Each application is having an locally available counter, which increments on every write request.
There is Cache available which(probably) gets updated with each write request.
Gaps in my understanding:
For every write request, we dont check if a tiny url exists in the db for the large URL..so we keep on inserting all write requests(even though a tiny url already exist for that particular large URL). Is that correct? If so then would there be a clean up activity(removing redundant duplicate tiny urls for same large URL) at some intentional downtime of application in the day?
What is the point of scaling...if for 1 million(or more) range of counter value there is just one server handling the request. Wouldn't there be a problem..? say for example there is large scale writing operation, would there be a vertical scaling to avoid slowness?
Kindly correct if there if I have got anything wrong here.
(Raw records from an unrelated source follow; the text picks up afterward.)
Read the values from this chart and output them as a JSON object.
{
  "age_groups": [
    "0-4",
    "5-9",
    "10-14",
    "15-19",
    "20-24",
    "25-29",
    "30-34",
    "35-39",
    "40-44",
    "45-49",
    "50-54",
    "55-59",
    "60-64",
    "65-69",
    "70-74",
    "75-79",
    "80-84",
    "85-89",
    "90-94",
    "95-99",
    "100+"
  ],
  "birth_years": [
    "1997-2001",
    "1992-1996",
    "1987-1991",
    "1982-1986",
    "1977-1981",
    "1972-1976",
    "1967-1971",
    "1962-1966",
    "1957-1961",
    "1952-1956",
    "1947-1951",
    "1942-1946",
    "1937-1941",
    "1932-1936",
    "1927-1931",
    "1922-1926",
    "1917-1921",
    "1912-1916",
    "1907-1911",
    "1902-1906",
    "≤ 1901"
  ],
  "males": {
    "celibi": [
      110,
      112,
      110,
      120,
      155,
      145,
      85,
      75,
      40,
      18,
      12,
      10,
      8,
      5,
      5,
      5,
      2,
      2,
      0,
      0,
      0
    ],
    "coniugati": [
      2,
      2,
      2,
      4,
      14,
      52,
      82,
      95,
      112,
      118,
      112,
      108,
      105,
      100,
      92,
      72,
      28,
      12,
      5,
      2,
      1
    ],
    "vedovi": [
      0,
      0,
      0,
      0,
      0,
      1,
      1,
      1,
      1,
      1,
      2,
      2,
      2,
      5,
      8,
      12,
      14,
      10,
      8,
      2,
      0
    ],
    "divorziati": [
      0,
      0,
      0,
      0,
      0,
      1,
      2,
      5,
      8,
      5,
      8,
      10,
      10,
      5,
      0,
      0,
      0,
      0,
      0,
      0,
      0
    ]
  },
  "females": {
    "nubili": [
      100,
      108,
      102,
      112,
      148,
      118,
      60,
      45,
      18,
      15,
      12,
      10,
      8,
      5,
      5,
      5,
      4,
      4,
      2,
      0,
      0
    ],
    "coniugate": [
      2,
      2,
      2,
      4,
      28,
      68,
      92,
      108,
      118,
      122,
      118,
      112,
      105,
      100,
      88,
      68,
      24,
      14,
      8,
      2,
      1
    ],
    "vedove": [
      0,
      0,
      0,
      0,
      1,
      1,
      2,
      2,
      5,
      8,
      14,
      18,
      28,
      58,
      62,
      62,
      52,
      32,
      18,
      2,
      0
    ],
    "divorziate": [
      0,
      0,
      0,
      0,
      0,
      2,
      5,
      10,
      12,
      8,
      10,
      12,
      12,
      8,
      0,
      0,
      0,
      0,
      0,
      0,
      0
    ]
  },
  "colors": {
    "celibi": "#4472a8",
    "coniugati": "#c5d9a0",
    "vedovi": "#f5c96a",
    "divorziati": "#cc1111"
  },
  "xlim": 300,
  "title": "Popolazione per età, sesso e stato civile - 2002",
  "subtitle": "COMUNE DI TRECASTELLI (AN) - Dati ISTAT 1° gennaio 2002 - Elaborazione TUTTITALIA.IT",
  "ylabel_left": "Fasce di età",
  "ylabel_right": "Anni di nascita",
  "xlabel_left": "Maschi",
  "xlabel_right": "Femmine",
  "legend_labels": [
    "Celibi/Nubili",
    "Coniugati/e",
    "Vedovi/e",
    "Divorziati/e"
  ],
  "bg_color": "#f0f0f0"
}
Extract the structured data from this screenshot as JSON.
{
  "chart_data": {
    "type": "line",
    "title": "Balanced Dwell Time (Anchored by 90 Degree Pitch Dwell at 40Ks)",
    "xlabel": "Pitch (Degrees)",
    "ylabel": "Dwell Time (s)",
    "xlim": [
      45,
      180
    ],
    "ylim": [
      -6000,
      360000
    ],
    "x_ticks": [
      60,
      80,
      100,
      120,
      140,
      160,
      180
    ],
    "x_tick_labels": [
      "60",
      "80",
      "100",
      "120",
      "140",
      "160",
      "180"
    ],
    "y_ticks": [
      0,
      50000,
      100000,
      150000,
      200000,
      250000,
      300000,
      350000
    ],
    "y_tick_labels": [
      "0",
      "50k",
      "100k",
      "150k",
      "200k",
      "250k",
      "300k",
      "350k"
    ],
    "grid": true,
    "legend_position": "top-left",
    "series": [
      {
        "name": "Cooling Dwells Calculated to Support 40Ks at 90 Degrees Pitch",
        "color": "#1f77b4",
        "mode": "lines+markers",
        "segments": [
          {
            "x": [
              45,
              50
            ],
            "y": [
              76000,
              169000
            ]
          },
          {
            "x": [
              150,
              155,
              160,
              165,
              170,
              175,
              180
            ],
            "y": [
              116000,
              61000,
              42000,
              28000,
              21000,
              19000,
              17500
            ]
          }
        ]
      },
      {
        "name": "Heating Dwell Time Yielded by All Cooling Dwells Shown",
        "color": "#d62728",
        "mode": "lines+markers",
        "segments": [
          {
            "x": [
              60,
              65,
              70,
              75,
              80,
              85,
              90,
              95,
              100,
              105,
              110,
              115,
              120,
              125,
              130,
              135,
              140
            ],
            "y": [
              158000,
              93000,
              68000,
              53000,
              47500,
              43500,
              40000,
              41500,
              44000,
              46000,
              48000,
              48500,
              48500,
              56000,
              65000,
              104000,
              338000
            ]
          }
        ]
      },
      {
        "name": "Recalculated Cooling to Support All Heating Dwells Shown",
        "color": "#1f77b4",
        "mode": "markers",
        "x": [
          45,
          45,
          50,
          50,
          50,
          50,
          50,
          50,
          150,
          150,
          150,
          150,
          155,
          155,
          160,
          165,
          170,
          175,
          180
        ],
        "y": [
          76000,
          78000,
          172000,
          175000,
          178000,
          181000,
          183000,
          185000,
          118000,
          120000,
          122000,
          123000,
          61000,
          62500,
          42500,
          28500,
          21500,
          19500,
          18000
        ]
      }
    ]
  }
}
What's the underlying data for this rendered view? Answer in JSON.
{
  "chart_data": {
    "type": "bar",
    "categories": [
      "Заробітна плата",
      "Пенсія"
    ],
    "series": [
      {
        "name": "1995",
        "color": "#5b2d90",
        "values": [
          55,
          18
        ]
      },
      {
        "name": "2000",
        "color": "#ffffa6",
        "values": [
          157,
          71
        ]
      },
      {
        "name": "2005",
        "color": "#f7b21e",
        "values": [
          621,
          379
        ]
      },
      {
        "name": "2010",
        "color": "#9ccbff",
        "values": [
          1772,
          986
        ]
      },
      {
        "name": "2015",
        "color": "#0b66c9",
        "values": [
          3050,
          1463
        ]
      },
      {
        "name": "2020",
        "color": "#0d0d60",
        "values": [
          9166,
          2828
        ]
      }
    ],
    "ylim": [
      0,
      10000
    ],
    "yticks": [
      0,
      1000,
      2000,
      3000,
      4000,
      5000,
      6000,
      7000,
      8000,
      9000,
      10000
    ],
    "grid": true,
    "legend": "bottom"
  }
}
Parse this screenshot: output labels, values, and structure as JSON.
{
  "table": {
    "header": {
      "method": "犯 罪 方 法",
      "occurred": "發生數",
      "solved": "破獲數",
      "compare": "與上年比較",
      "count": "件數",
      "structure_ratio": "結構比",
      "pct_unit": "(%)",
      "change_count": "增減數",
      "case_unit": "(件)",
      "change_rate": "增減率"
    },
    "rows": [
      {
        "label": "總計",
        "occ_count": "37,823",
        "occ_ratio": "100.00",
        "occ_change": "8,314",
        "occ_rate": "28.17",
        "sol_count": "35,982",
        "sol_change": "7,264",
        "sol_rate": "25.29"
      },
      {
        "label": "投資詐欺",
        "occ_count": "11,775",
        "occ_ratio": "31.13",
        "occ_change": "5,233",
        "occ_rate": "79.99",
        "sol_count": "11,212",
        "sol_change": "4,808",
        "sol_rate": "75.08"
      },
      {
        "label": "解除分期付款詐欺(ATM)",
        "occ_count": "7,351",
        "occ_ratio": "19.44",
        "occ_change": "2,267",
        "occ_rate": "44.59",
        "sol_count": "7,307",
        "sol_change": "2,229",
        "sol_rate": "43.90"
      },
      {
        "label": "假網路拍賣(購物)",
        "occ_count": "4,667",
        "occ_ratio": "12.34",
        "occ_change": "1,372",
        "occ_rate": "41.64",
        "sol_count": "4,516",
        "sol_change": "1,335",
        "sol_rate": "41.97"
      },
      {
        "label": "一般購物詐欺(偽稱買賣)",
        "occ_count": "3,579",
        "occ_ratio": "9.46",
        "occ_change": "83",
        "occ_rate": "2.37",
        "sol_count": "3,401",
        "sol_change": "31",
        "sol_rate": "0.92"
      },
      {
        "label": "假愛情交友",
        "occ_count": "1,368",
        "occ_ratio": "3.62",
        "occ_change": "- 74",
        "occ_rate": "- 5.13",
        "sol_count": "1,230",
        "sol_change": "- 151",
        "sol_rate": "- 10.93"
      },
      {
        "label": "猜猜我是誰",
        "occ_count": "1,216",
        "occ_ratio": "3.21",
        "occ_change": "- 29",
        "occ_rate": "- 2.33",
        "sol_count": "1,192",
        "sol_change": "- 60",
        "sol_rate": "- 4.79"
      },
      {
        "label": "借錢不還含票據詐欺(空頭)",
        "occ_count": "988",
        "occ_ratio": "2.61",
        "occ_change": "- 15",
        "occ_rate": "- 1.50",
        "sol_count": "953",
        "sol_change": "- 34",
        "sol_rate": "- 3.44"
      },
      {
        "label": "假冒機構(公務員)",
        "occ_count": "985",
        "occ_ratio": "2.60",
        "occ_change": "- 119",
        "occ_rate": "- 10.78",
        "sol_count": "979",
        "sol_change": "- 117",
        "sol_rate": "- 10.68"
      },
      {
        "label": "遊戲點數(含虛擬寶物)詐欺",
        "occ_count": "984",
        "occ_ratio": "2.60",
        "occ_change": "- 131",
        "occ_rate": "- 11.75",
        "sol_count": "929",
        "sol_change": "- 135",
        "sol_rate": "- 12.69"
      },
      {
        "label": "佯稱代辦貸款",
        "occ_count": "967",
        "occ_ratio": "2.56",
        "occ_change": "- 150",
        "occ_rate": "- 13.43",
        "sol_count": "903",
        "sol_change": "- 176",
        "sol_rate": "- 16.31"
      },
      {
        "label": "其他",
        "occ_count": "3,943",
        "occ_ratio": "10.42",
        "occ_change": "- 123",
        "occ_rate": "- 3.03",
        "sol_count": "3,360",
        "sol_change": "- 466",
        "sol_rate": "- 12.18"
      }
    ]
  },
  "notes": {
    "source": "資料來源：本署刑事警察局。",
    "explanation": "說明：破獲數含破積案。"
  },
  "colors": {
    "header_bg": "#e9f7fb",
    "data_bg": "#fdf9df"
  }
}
Design problems are open ended; keeping that in mind, here is my take on your questions.
It may be a requirement to allow users to have their own tiny urls, even if they point to the same large url. For example, every use might want to see stats on how many times their specific tiny url was clicked one; this is a typical usage for tiny urls - put them into a blog/video/letter to get stats.
Let me extend "each server is assigned a counter range registered". This implies that generated IDs have structure X bits of service id + Y bits from local counter. X bits are assigned by the zookeeper, and this is what makes each server responsible for one range.
Several server will be placed behind a load balancer. When a request comes to the load balancer, the request will be sent to a randomly picked server. If servers are overloaded, you could just add more servers behind the load balancer, each of those servers owns its own range. This will allow the service as a whole to scale up and down (and no need in vertical scaling).
The key understanding to this design is that those ranges are arbitrary ranges. There is no need for them to be consequential.